What are you optimizing your environment for here, other than the fewest possible boxes and the fewest IP addresses and probably the lowest cost? Where do you want to get to?
You can't "fork" IP packet traffic and perform the requested load-balancing and the single web-facing static IP (this requirement from the early part of the discussion thread here) without some sort of load-balancing, or without a reverse proxy. The IP address has to be routed to a network box somewhere, and that box somewhere has to decide where the packet should be forwarded when you're seeking for load-balancing or failover.

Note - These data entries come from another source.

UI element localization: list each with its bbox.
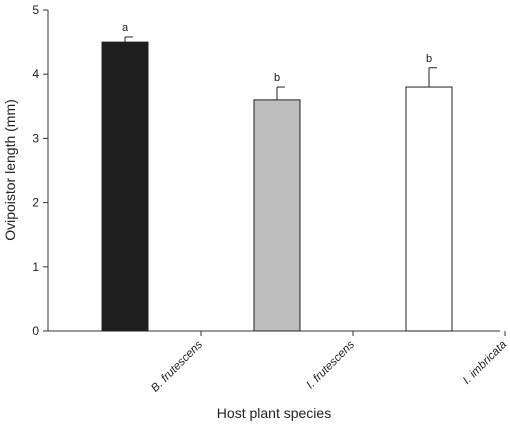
bar bbox=[405, 86, 453, 332]
y-ticks: 0 1 2 3 4 5 bbox=[32, 3, 48, 338]
x-tick-label: I. frutescens bbox=[304, 338, 357, 391]
labels: a b b bbox=[122, 22, 432, 84]
y-tick-label: 5 bbox=[32, 3, 39, 17]
bar bbox=[253, 99, 301, 332]
y-tick-label: 2 bbox=[32, 196, 39, 210]
x-tick-label: B. frutescens bbox=[149, 338, 205, 394]
bar bbox=[101, 41, 149, 332]
bars bbox=[101, 41, 453, 332]
y-tick-label: 0 bbox=[32, 324, 39, 338]
y-tick-label: 1 bbox=[32, 260, 39, 274]
y-axis: 0 1 2 3 4 5 bbox=[32, 3, 49, 338]
significance-letter: a bbox=[122, 22, 129, 34]
x-tick-label: I. imbricata bbox=[461, 339, 509, 387]
x-axis: B. frutescens I. frutescens I. imbricata bbox=[48, 330, 509, 395]
y-axis-title: Ovipoistor length (mm) bbox=[2, 99, 18, 241]
significance-letter: b bbox=[426, 53, 432, 65]
error-bars bbox=[124, 36, 437, 100]
y-tick-label: 3 bbox=[32, 131, 39, 145]
x-ticks: B. frutescens I. frutescens I. imbricata bbox=[149, 331, 509, 395]
x-axis-title: Host plant species bbox=[217, 405, 331, 421]
y-tick-label: 4 bbox=[32, 67, 39, 81]
significance-letter: b bbox=[274, 72, 280, 84]
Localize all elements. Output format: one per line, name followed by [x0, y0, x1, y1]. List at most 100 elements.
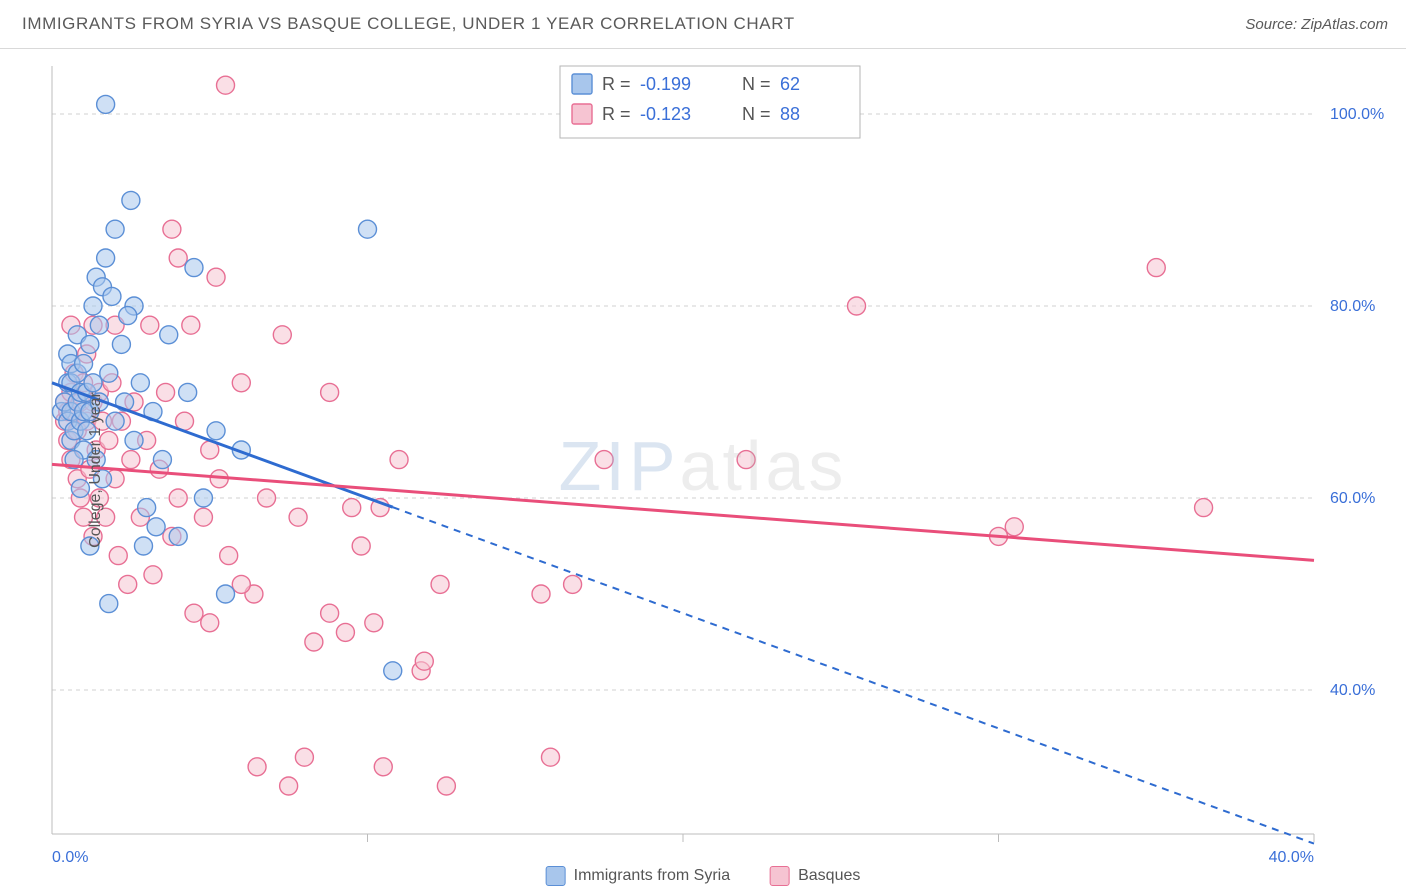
x-tick-label: 40.0% [1269, 849, 1314, 866]
data-point [131, 374, 149, 392]
data-point [248, 758, 266, 776]
title-bar: IMMIGRANTS FROM SYRIA VS BASQUE COLLEGE,… [0, 0, 1406, 49]
data-point [532, 585, 550, 603]
data-point [119, 575, 137, 593]
data-point [141, 316, 159, 334]
data-point [153, 451, 171, 469]
data-point [84, 297, 102, 315]
data-point [437, 777, 455, 795]
source-attribution: Source: ZipAtlas.com [1245, 16, 1388, 33]
data-point [289, 508, 307, 526]
trend-line-blue-dashed [393, 507, 1314, 843]
data-point [97, 95, 115, 113]
data-point [84, 374, 102, 392]
data-point [305, 633, 323, 651]
data-point [185, 259, 203, 277]
data-point [97, 249, 115, 267]
data-point [295, 748, 313, 766]
data-point [321, 604, 339, 622]
stats-R-label: R = [602, 74, 631, 94]
legend-item: Basques [770, 866, 860, 886]
chart-area: College, Under 1 year ZIPatlas 40.0%60.0… [0, 48, 1406, 892]
data-point [390, 451, 408, 469]
source-link[interactable]: ZipAtlas.com [1301, 16, 1388, 33]
y-tick-label: 60.0% [1330, 490, 1375, 507]
data-point [564, 575, 582, 593]
data-point [541, 748, 559, 766]
data-point [1195, 499, 1213, 517]
stats-swatch [572, 104, 592, 124]
data-point [1147, 259, 1165, 277]
data-point [90, 316, 108, 334]
data-point [112, 335, 130, 353]
chart-svg: 40.0%60.0%80.0%100.0%0.0%40.0%R = -0.199… [0, 48, 1406, 892]
stats-N-label: N = [742, 104, 771, 124]
series-pink [56, 76, 1213, 795]
data-point [125, 431, 143, 449]
data-point [848, 297, 866, 315]
data-point [100, 595, 118, 613]
data-point [144, 566, 162, 584]
data-point [147, 518, 165, 536]
data-point [138, 499, 156, 517]
data-point [207, 422, 225, 440]
data-point [122, 451, 140, 469]
data-point [163, 220, 181, 238]
source-label: Source: [1245, 16, 1297, 33]
legend-label: Basques [798, 867, 860, 885]
data-point [207, 268, 225, 286]
data-point [169, 489, 187, 507]
data-point [194, 508, 212, 526]
data-point [182, 316, 200, 334]
data-point [106, 412, 124, 430]
y-axis-label: College, Under 1 year [87, 392, 105, 548]
legend-swatch [770, 866, 790, 886]
chart-title: IMMIGRANTS FROM SYRIA VS BASQUE COLLEGE,… [22, 14, 795, 34]
data-point [280, 777, 298, 795]
data-point [119, 307, 137, 325]
stats-N-label: N = [742, 74, 771, 94]
data-point [220, 547, 238, 565]
data-point [169, 527, 187, 545]
data-point [232, 575, 250, 593]
data-point [122, 191, 140, 209]
data-point [194, 489, 212, 507]
legend-label: Immigrants from Syria [574, 867, 730, 885]
data-point [359, 220, 377, 238]
data-point [81, 335, 99, 353]
data-point [109, 547, 127, 565]
data-point [1005, 518, 1023, 536]
data-point [160, 326, 178, 344]
data-point [103, 287, 121, 305]
data-point [157, 383, 175, 401]
y-tick-label: 100.0% [1330, 106, 1384, 123]
y-tick-label: 40.0% [1330, 682, 1375, 699]
stats-R-value: -0.123 [640, 104, 691, 124]
bottom-legend: Immigrants from Syria Basques [546, 866, 861, 886]
stats-N-value: 62 [780, 74, 800, 94]
data-point [258, 489, 276, 507]
data-point [100, 364, 118, 382]
data-point [179, 383, 197, 401]
data-point [737, 451, 755, 469]
stats-N-value: 88 [780, 104, 800, 124]
data-point [106, 220, 124, 238]
trend-line-pink [52, 464, 1314, 560]
data-point [134, 537, 152, 555]
data-point [169, 249, 187, 267]
y-tick-label: 80.0% [1330, 298, 1375, 315]
stats-swatch [572, 74, 592, 94]
data-point [273, 326, 291, 344]
data-point [217, 585, 235, 603]
data-point [321, 383, 339, 401]
stats-R-value: -0.199 [640, 74, 691, 94]
data-point [384, 662, 402, 680]
data-point [374, 758, 392, 776]
data-point [365, 614, 383, 632]
data-point [336, 623, 354, 641]
data-point [595, 451, 613, 469]
data-point [431, 575, 449, 593]
legend-item: Immigrants from Syria [546, 866, 730, 886]
data-point [201, 614, 219, 632]
data-point [352, 537, 370, 555]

If you have two sites and two public DNS domains and you want that to go to one static IP address and then load-balance to two servers, then you need some add-on network hardware. That load balancer can be a Linux box or a commercial appliance, running nginx or any of various other software. That load-balancing box accepts the incoming IP traffic, peeks at and finds http traffic and then the target domain, and forwards the request appropriately. As a general rule, IP routers don't peek that far into the network packets.
Now if you have two domains and two web sites and two public DNS translations that you want both going to one IP address and one host server, that's feasible. That's virtual hosting.
Or if you want one box to forward some web requests through to the other box, that's entirely feasible, but that also tends to be a case of "why bother" as you're loading up two boxes, and your web environment is entirely dependent on the "reverse proxy" box accessible and working. Mac OS X Server does have reverse proxy, which is what can have one web server serve through contents from another box.
Or you get a couple of more static addresses.
Regardless, Mac boxes (and most any other box running a multi-processing operating system) make for very expensive and slow IP routers.